We picked up a couple of scooters and set out to circumnavigate the island, now on land. Scooters are a wonderful way to explore islands, but always a little challenging. Roads are narrow, usually just primary that hugs the coast that most people are using, and they are always in a hurry. So you have to be vigilant to what’s happening around you. We left Sant’ Angelo and headed east, first climbing up into the clouds and then on towards Ischia. We decided to avoid the busy streets of Ischia, and instead just follow the coastal road around the island. We stopped for drinks at a beach club restaurant just south of the Ischia Port, and then decided to split up and explore a little on our own. Flo and I were getting hot and really wanted to go for a swim. The breeze on the bike was nice, especially as we climbed the coastal hills up over to Casamicciola. Along here were a number of public swimming areas so we changed and got in the water to cool off. We passed through Chiaia and Forio, which really looked nice (and would have explored more on foot it we’d had time (and then to the end of the road/beach at the Poseidon Beach, which seemed very popular. From there we headed up into the hills again and back to Sant’ Angelo. We found a restaurant for dinner but were disappointed once again. We all agreed that our best meals were on board with Silvia and Flo cooking for us.

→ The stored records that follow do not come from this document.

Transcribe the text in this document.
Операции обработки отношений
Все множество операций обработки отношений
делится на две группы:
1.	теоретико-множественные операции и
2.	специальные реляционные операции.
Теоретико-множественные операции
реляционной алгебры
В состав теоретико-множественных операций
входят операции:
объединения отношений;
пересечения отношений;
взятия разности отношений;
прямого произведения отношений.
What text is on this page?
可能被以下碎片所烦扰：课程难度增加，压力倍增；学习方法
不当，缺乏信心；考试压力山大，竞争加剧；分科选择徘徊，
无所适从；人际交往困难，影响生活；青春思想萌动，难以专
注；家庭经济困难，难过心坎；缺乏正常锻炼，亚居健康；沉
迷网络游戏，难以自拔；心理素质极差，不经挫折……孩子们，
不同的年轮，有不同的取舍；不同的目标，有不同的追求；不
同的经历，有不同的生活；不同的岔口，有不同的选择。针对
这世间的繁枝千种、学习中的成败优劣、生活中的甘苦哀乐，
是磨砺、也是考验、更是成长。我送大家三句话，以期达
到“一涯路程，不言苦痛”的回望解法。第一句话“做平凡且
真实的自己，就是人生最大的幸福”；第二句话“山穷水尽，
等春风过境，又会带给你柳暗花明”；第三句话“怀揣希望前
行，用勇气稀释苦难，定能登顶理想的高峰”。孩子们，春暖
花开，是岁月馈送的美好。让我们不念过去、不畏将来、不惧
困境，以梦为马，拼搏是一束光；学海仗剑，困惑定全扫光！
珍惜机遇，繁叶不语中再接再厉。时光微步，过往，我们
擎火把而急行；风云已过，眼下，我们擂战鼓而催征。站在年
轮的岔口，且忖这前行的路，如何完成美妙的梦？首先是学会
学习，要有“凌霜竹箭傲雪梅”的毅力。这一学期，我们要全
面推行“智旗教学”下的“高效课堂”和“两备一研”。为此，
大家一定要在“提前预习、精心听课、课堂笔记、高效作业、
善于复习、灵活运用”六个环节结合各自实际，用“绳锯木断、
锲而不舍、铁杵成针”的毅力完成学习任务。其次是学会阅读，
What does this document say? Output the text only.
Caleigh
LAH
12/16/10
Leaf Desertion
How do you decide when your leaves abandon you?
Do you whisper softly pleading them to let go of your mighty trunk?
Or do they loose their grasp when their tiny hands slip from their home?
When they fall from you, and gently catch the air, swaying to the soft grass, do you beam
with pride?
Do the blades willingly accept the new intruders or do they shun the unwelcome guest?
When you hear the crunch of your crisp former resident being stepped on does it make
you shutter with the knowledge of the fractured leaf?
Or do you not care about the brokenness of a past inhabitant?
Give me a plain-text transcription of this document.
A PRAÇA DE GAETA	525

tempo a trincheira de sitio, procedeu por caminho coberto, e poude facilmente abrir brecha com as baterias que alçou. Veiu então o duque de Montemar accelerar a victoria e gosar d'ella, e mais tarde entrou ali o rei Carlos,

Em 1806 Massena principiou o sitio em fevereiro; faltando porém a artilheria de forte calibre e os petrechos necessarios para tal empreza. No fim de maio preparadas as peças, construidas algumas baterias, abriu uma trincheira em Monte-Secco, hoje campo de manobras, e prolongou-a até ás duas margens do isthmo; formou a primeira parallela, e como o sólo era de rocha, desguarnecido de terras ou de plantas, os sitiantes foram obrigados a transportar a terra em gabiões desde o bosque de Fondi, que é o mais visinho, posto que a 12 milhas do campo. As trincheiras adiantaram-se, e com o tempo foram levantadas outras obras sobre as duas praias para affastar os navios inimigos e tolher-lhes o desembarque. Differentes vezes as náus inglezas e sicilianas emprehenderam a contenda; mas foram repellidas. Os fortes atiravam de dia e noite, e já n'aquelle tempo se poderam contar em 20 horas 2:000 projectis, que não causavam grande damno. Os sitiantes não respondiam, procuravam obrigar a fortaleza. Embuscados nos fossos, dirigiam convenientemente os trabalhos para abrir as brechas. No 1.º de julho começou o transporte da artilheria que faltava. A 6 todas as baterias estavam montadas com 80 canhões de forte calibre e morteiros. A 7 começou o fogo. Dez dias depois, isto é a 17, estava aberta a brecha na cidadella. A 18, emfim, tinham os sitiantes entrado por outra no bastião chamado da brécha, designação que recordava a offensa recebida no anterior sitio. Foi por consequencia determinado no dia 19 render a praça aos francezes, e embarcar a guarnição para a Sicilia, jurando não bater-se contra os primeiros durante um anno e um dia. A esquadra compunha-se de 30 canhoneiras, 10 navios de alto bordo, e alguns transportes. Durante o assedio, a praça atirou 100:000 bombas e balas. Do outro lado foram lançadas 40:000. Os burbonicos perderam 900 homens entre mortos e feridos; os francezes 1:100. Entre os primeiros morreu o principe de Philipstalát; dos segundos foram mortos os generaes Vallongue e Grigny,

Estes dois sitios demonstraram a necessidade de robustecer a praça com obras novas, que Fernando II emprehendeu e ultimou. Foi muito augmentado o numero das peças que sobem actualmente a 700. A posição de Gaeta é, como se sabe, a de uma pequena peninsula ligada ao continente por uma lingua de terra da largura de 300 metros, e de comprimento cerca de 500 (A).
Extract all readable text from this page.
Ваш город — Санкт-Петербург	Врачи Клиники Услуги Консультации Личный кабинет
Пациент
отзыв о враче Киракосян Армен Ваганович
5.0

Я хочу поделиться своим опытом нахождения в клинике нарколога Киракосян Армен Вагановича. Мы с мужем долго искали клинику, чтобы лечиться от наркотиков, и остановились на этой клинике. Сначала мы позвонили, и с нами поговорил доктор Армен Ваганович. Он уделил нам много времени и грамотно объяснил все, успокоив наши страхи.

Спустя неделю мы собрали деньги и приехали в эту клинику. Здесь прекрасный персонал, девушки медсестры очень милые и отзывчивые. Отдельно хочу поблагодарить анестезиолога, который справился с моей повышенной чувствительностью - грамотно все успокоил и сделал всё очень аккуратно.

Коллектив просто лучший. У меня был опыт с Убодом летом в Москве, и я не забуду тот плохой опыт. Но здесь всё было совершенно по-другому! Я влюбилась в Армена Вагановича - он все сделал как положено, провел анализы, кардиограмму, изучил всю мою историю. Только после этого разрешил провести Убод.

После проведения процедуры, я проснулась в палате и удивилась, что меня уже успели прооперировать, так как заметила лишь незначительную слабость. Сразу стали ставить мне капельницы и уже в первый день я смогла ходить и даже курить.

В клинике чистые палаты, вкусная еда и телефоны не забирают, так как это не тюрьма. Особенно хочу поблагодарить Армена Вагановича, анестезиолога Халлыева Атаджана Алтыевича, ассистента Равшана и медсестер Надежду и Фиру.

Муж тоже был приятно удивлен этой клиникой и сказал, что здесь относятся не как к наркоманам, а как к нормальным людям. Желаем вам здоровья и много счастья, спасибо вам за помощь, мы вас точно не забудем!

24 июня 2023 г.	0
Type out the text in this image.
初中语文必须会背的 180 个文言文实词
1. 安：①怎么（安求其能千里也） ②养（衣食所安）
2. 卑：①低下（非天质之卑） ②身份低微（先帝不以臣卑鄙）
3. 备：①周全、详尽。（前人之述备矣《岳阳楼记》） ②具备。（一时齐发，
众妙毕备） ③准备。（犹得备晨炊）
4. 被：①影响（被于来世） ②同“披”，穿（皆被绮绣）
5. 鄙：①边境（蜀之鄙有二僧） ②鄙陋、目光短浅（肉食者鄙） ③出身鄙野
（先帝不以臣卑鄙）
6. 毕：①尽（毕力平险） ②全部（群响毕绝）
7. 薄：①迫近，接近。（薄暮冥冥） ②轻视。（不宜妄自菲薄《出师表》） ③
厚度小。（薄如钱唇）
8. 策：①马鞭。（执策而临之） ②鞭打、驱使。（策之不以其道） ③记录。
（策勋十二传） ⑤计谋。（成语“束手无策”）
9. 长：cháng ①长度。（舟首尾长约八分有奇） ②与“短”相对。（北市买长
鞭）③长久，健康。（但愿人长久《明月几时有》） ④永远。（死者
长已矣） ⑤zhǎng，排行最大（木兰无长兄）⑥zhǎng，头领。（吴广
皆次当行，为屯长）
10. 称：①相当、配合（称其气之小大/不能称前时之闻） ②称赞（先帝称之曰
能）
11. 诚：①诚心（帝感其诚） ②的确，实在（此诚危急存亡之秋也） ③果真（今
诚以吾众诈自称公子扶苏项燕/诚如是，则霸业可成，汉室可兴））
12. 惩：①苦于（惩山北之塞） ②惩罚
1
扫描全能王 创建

The following day was our last on the boat. We got up slowly, had coffee and a last walk around the village. We then began our journey back to the base on Procida. We decided to go around and up, heading west first. We stopped for a swim at Sorgeto Bay, and then slowly motored close to the coast, checking out the towns and sights along the way. We refuelled in the port of Ischia, and then passed by the impressed Castlerock of the Aragonese Castle, which is a medieval castle that stands on a volcanic rocky islet connected to the larger island of Ischia by a causeway. It’s the most impressive historical monument in Ischia, with first structures built in 474 BC. Today it is privately owned, with the owners living in a portion of the castle, with other sections available to the public.
The wind came up so we sailed back to Procida, arriving at 5PM, right on schedule. Dinner was on board where Florence cooked a wonderful pasta (tuna, onions, tomatoes, garlic and capers) that she used to cook on the boat with Jack and learned from Yvonne.
Jon & Silvia headed to the airport while our flight didn’t leave until 6PM. So we rented scooters again, toured the island, had a few swims, lunch and then caught the ferry to the mainland. From there a bus to the airport, a plane to Lisbon and an Uber to our apartment. We were exhausted and went straight to bed. But it was a great trip!